Monopole density and antiferromagnetic domain control in spin-ice iridates

TL;DR

This study demonstrates that magnetoresistance effectively indicates monopole density in spin-ice iridates and reveals how magnetic field orientation can control antiferromagnetic domains through coupling with magnetic monopoles.

Contribution

It introduces magnetoresistance as a reliable experimental indicator of monopole density and uncovers the coupling mechanism enabling control of antiferromagnetic domains in spin-ice iridates.

Findings

Magnetoresistance correlates with monopole density.

Magnetic field orientation influences monopole density.

Coupling between magnetic charges and iridium ions enables domain control.

Abstract

Frustration in magnetic systems is fertile ground for complex behaviour, including unconventional ground states with emergent symmetries, topological properties, and exotic excitations.

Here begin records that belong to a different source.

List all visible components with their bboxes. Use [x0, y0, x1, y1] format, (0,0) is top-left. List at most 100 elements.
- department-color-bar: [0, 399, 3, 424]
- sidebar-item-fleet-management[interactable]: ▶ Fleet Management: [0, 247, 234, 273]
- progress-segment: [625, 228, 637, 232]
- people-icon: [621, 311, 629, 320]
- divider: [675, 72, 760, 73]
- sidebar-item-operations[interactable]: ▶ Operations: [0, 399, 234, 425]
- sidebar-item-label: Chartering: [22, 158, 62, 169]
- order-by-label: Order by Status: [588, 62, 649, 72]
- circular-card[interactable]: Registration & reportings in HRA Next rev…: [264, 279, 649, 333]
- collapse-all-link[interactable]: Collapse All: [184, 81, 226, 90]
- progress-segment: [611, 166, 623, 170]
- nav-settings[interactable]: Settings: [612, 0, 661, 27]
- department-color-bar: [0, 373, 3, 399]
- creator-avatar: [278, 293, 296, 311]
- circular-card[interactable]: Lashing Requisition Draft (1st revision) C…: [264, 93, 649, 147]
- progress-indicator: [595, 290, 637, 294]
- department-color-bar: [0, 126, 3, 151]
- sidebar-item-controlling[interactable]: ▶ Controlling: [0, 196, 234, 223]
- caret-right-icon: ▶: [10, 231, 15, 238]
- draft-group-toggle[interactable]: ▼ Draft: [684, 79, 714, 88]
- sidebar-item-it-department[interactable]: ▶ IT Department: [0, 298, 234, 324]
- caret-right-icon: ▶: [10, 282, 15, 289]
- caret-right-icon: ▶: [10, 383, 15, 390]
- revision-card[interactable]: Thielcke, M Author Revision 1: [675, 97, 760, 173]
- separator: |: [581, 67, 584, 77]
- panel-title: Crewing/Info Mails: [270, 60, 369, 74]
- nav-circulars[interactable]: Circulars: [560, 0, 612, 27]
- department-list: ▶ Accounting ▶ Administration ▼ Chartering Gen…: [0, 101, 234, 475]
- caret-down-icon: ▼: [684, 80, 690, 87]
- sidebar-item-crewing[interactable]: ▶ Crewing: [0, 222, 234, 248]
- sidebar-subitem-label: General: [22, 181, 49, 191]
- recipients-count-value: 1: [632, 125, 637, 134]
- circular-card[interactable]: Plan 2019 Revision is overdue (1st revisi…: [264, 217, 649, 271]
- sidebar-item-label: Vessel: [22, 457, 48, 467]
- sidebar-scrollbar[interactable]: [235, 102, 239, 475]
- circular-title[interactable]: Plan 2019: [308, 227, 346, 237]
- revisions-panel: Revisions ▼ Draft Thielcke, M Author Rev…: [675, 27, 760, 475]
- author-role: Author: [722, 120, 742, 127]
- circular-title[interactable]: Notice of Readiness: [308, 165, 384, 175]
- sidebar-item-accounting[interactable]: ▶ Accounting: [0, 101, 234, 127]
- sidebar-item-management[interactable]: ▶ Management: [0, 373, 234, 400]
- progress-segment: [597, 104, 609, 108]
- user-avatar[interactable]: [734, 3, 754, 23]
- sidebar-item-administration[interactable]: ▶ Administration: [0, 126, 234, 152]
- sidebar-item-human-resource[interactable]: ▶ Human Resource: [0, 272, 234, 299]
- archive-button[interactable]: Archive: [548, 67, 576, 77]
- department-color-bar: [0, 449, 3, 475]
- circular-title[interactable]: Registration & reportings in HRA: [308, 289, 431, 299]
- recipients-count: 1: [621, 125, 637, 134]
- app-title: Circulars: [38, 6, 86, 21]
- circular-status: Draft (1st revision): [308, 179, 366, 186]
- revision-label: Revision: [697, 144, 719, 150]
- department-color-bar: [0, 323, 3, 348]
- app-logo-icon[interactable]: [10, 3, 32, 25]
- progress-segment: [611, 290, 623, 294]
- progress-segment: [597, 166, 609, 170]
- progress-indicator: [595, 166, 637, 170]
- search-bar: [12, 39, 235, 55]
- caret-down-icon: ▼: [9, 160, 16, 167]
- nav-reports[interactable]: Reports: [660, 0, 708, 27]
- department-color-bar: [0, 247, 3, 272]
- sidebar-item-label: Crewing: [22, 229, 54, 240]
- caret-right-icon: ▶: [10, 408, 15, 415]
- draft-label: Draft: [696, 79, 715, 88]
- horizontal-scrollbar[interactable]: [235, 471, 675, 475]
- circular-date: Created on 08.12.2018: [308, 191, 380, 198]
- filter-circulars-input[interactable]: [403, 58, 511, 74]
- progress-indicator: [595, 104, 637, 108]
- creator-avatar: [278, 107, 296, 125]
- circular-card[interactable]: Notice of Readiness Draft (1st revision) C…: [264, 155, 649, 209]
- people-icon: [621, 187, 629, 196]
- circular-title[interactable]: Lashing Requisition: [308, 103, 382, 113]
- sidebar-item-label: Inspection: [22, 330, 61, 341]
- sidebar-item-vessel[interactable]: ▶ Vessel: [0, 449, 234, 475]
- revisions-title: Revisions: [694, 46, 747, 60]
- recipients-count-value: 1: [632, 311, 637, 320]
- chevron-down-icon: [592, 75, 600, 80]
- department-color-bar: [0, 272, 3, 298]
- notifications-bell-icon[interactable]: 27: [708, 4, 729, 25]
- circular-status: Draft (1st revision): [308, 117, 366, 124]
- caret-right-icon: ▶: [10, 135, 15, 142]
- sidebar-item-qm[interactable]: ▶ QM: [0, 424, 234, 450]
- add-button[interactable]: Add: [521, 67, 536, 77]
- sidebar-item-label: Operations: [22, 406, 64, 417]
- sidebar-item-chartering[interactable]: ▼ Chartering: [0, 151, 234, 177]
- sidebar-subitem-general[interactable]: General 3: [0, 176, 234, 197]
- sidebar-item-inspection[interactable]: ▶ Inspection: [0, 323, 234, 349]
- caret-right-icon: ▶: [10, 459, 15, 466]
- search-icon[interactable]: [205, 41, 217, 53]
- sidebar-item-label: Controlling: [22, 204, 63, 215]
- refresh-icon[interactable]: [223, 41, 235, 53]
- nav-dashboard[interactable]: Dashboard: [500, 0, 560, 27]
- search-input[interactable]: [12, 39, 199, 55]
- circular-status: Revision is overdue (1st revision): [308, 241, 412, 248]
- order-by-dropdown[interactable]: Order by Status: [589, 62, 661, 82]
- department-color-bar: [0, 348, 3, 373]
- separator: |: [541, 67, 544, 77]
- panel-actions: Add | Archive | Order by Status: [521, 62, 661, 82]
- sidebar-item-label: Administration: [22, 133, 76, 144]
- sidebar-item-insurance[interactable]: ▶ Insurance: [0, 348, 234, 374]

A canonical example is the emergence of magnetic-charge-carrying quasiparticles in spin-ice compounds. Despite extensive work, a reliable experimental indicator of the density of these magnetic monopoles in spin-ice systems is yet to be found. Here, using measurements on single crystals of Ho$_{2}$Ir$_{2}$O$_{7}$ in combination with dipolar Monte Carlo simulations, we show that the magnetoresistance is highly sensitive to the density of monopoles. Moreover, we find that for the orientations of magnetic field in which the monopole density is enhanced, a strong coupling emerges between the magnetic charges on the holmium sublattice and the antiferromagnetically ordered iridium ions, leading to an ability to manipulate the antiferromagnetic domains via a uniform external field. Our results pave the way to a quantitative experimental measure of monopole density and provide a powerful illustration of the interplay between the various magnetic and electronic degrees of freedom in the frustrated pyrochlore iridates. This interdependence holds promise for potential functional properties arising from the link between magnetic and electric charges, as well as for the control of antiferromagnetic domain walls, a key goal in the design of next-generation spintronic devices.